XV domenica del Tempo ordinario – domenica 15 luglio 2018

«L’Italia dopo 60 anni non va ai Mondiali. Una tragedia». Comincia così, con un’iperbole sottolineata dalla voce del narratore, lo spot della Chicco che invita a fare più figli e sta suscitando un vero putiferio di critiche e reazioni.
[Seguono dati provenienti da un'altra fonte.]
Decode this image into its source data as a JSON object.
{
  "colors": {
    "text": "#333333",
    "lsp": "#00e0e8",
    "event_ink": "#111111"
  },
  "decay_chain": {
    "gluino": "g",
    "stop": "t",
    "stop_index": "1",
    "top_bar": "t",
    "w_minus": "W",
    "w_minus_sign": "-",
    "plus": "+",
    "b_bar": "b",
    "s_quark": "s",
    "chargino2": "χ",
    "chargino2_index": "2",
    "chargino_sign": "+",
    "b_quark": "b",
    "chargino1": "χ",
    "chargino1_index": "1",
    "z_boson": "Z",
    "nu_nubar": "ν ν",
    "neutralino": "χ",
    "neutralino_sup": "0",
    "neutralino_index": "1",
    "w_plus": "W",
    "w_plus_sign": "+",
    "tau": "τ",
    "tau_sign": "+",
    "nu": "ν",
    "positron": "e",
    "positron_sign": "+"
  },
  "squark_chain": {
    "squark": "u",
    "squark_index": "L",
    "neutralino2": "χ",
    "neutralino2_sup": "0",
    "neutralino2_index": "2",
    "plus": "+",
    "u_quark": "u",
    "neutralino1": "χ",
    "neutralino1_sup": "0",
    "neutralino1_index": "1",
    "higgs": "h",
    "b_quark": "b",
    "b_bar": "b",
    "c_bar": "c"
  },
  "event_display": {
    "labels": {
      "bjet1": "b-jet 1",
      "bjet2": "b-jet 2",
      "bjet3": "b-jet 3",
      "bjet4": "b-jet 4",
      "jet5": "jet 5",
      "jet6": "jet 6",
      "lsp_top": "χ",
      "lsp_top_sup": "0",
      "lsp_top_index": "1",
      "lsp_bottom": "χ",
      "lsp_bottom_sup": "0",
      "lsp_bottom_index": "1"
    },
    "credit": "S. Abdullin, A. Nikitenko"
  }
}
Dopo i Mondiali c’è sempre un baby boom, afferma lo spot, e con ironia prosegue «abbiamo bisogno di bambini, migliaia, milioni, trilioni di bambini che ci aiuteranno a crescere portando l’Italia dove è giusto che sia».

Se il tono è scherzoso e a tratti volutamente esagerato, emergono tuttavia due parole chiave dal suono dolce: Italia e bambini. «Facciamolo per l’Italia, per amore, per il piacere di farlo» si sente mentre le immagini mostrano coppie che si avvitano tra di loro in luoghi improbabili, fino a concludere con uno slogan degno della migliore campagna elettorale: «Moltiplichiamoci all’infinito».

A modo suo, questo spot è molto intelligente. Forse troppo, dato che non tutti possiedono l’abilità critica per riconoscere l’ironia, preferendo accontentarsi senza sforzo di chiedersi: da che parte sta? Coincide con le mie idee o no? Fa il mio tornaconto o no? Lo spot non convincerà nessuno a fare un figlio. Il suo scopo è vendere più ciucci e carrozzine. E per venderli servono bambini. Migliaia, milioni, trilioni!

Tuttavia rimane la domanda: tanti bambini servono solo alla Chicco o anche alla nostra Nazione? Quando arriva un bambino in famiglia si moltiplicano la speranza, le energie, la gioia. Tutti vengono presi da una rinnovata voglia di futuro. Ogni nuovo nato ha il potere di disancorare il nostro sguardo dal passato e spingerci verso un orizzonte nuovo.

Proprio quello che sembra mancare ormai da tempo all’Italia.